O relatório observou, no entanto, que houve algumas vitórias significativas para ativistas ambientais. Na África do Sul, no ano passado, as comunidades indígenas da Costa Selvagem do Cabo Oriental da África do Sul obtiveram uma vitória legal sobre a Shell, forçando a empresa a interromper a exploração de petróleo em áreas de criação de baleias. A decisão foi confirmada no início deste mês.

Em maio deste ano, comunidades na ilha de Sangihe, na Indonésia, venceram uma ação judicial contra uma empresa apoiada pelo Canadá que planejava minerar ouro em sua ilha depois de ter um desafio anterior rejeitado por razões técnicas.
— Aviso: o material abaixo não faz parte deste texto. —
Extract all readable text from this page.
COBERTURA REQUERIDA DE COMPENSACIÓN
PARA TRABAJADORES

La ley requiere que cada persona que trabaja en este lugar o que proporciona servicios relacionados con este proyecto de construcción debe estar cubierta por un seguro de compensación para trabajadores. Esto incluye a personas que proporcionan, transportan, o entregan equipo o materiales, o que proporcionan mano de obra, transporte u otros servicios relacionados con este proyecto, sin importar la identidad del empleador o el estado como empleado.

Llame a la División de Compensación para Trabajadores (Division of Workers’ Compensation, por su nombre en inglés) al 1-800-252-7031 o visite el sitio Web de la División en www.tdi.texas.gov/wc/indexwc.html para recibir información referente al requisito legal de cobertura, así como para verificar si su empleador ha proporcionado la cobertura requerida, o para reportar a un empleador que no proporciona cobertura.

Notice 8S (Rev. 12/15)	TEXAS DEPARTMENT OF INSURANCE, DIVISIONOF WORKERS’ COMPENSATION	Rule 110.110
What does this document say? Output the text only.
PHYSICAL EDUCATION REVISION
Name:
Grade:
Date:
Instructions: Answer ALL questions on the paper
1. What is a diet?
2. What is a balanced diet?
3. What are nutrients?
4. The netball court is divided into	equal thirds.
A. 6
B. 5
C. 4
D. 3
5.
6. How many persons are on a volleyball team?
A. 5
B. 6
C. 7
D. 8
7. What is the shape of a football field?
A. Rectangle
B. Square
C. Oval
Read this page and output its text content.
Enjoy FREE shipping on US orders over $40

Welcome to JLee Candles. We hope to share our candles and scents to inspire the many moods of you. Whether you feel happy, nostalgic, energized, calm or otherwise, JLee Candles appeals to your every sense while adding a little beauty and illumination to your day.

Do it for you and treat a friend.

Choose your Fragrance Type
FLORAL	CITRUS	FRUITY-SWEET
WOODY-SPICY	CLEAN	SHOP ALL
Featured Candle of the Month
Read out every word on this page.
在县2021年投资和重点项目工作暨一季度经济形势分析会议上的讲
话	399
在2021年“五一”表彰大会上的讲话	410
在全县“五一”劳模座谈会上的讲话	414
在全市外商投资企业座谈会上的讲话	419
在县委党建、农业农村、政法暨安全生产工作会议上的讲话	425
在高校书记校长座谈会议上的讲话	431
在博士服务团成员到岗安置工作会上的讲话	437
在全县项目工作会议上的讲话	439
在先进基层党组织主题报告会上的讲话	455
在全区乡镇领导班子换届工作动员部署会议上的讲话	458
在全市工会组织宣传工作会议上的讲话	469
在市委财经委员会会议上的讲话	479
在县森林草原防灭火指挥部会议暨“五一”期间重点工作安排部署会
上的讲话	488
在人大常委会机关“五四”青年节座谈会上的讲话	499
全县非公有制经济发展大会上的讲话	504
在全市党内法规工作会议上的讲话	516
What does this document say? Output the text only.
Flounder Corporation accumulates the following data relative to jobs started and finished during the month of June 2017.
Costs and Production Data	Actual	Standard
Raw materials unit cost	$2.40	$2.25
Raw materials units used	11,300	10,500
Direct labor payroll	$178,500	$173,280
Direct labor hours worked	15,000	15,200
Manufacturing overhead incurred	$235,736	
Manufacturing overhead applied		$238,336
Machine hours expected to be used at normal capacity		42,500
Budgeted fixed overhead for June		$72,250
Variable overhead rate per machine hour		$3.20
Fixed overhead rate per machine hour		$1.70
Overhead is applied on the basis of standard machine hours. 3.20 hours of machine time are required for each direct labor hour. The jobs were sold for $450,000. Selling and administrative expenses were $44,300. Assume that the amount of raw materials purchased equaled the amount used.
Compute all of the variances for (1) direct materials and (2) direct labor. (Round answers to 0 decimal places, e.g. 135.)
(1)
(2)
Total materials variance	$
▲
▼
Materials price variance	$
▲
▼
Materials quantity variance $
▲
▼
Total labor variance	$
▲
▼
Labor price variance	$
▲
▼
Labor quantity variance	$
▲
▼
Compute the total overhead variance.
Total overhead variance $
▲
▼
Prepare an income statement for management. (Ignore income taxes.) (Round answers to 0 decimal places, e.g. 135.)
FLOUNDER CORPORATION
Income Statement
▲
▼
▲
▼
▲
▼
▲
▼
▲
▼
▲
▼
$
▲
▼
“Embora o número de assassinatos tenha permanecido alto, uma coisa que aprendi ao fazer esta pesquisa foi que houve algumas vitórias significativas de defensores do meio ambiente nos últimos anos, inclusive contra grandes multinacionais”, disse o autor do relatório, Ali Hines, um ativista da Global Witness.

Mais de dois terços dos assassinatos de pessoas que tentavam proteger florestas, rios e outros ecossistemas entre 2012 e 2021 ocorreram na América Latina, com 342 mortos no Brasil e 322 na Colômbia. No México, 154 foram mortos e 117 em Honduras. As Filipinas foram outro país preocupante, com 270 assassinatos.

“Este é um problema global, mas está acontecendo quase exclusivamente no sul global”, disse Hines. “A corrupção e a desigualdade são dois tipos de fatores-chave para os assassinatos. Por exemplo, no processo de titulação de terras, pode haver acordos de investimento entre empresas e funcionários corruptos. Defensores que tentam buscar justiça às vezes enfrentam juízes pagos com subornos. Isso leva ao terceiro fator, que são as altas taxas de impunidade. Os casos raramente são investigados com credibilidade, muito menos os perpetradores levados à justiça.”

O relatório insta os governos a criar um espaço civil seguro para os defensores do meio ambiente e promover a responsabilização legal das empresas, ajudando a garantir tolerância zero à violência contra ativistas.

Os governos colombiano e filipino não responderam a um pedido de comentário do Guardian sobre a alta taxa de assassinatos. O governo brasileiro disse que defensores e comunicadores ambientais, incluindo jornalistas, estão protegidos por um programa nacional, ao qual pode aderir voluntariamente.